As shocking as that still may sound (to whom?), the fact is that the white portion of the USA has never been comfortable with the idea of racial integration, and has vigorously resisted it. While Wallace failed to stop the federal government in 1963 from forcing Alabama schools to integrate, the trend over the decades has been marked by the flight of white people into their own enclaves and towns—chosen specifically because they were racially much purer than the inner cities—and the return to the segregated norm that Brown was intended to change.

This has led to the segregation of communities, and thus to public schools. And this segregation has assisted the segregation in school performance and consequently probable outcomes for children going through the economically balkanized school systems of America. Simply, white schools tend to exist in places where the people have more money. The white majorities exist in communities where the costs of entry exclude poorer minority families. Because of the abundance of wealth in these segregated white communities, white schools tend to have more resources and other kinds of support from parents.

Unlike in 1954, nobody is seriously declaring that separate is equal. Test scores are making the painfully obvious point that is not true. But, nor are people arguing that desegregation is a way of solving the problem. Indeed, few people on the political right are even arguing that segregation is a problem worth attending to any longer. Instead, Republicans, especially, make arguments about the moral failures of minorities, and poor people in general. Republicans want to increase "opportunity" in racially segregated and poor minority areas by encouraging children in these communities to do such things as clean toilets in the schools, to help pay for their educations. In this way, we are told by Republicans, these children will learn the important value and dignity of work, which presumably they will not be taught by their parents.
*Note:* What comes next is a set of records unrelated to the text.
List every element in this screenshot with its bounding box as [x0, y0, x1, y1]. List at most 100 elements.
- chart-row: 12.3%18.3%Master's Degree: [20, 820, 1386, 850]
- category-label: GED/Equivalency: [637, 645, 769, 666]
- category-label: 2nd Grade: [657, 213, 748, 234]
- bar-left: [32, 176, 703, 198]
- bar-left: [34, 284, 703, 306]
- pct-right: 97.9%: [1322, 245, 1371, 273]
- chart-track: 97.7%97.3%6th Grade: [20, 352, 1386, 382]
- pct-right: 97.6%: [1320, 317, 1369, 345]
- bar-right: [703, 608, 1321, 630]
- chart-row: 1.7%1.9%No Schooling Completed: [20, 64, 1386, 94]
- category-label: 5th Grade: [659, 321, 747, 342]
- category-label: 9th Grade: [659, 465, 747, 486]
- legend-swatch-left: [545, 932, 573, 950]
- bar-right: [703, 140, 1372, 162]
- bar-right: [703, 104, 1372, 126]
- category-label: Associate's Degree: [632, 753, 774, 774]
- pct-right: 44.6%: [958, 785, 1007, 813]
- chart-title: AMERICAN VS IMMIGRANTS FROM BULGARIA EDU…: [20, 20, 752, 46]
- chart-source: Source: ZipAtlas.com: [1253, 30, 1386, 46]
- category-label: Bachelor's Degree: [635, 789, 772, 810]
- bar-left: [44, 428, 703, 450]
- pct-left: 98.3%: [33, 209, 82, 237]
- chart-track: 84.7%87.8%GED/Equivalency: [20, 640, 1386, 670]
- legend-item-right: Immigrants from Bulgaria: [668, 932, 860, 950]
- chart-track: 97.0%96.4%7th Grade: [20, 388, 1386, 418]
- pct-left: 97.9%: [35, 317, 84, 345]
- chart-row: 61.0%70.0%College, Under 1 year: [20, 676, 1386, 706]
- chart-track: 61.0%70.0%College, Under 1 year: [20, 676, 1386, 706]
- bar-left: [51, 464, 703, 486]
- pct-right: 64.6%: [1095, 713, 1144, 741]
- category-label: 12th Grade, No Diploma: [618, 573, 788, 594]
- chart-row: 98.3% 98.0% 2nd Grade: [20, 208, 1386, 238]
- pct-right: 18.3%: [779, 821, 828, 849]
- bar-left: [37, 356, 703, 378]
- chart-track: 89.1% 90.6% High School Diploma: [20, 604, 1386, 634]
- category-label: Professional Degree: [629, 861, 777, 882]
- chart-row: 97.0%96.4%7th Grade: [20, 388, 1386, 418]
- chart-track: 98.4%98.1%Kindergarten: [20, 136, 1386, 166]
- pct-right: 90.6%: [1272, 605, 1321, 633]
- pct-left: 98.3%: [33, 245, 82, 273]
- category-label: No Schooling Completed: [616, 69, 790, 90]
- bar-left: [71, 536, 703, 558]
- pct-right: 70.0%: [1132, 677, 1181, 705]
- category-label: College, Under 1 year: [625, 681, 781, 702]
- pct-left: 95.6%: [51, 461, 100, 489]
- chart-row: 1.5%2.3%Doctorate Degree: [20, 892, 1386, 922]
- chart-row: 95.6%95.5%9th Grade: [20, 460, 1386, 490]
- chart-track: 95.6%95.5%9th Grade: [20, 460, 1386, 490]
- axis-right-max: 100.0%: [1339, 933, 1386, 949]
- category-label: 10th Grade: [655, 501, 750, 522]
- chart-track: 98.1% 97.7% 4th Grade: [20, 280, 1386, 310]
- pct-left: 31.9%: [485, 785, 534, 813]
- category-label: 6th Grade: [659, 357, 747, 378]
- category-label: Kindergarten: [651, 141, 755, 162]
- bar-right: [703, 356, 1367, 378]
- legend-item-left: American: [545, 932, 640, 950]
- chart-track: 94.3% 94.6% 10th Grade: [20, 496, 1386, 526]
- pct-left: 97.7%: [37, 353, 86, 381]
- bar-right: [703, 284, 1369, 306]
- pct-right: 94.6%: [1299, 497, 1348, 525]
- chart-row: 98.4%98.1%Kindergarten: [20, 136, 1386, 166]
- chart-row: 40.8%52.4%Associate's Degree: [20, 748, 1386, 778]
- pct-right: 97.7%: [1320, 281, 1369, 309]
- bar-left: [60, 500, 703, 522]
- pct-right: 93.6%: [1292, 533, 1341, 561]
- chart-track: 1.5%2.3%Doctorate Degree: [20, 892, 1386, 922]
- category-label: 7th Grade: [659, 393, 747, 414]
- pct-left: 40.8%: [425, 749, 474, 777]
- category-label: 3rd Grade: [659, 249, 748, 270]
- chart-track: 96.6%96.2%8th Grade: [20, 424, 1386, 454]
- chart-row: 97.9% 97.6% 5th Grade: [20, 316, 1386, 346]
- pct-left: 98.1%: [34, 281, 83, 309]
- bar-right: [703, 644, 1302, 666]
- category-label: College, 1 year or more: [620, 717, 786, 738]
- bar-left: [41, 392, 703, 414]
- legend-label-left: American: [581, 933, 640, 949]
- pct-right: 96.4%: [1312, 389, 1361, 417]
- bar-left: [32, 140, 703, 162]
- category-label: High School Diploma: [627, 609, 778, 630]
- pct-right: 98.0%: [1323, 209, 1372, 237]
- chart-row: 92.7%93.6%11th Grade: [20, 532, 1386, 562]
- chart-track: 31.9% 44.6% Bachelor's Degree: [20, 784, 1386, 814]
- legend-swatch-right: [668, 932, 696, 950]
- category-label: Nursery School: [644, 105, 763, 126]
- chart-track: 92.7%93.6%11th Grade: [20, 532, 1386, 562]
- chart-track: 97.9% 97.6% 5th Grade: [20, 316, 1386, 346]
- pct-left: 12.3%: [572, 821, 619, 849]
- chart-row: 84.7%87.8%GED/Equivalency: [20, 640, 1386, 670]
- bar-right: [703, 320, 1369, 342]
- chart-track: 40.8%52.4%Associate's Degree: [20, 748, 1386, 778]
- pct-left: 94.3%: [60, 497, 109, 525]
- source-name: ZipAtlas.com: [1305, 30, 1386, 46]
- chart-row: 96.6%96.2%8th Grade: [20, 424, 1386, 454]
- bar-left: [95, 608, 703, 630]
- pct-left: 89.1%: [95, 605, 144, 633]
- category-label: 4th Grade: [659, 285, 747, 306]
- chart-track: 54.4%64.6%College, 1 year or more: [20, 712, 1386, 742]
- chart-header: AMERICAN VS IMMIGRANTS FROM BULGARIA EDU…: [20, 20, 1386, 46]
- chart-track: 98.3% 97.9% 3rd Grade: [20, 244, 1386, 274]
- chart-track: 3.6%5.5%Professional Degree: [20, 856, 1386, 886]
In addition, components of government, such as the courts, can no longer be relied upon to be protectors of the rights of minorities—at least not racial minorities. While gay marriage is being enabled in more and more states—against the wills of legislatures and populations in many cases—continuing affirmative action (in all its meanings) and the need for it, respecting racial minorities, are not regarded as important (or even real) issues by most white Americans.

The Supreme Court, 2014 edition, led by a fascist majority of conservative Republicans, is solidly anti-civil-rights. The Congress is rent by divisions that seem impossible to mend, and the Republican House is even more anti-civil-rights than the SCOTUS. And then, out in the states, where the great “laboratory” is said to exist that enables the nation to try out solutions before launching them nationwide, the Republicans have worked extremely hard to take the USA back to May 16, 1954—the day before Brown. In fact, the Republican brand of white antagonism to civil rights (i.e., their brand of white supremacy) is so deeply, naturally ingrained in the party, they regularly refer to distinctly racist actions, such as their voter suppression schemes, as efforts to protect the “integrity” of the nation’s electoral system.

When integrity means destroying the voting rights of minorities, and when segregation is being fully embraced by a white demographic that tried that equality and justice crap and found it distasteful, you know you’re still living, in 2014, in the White People’s America.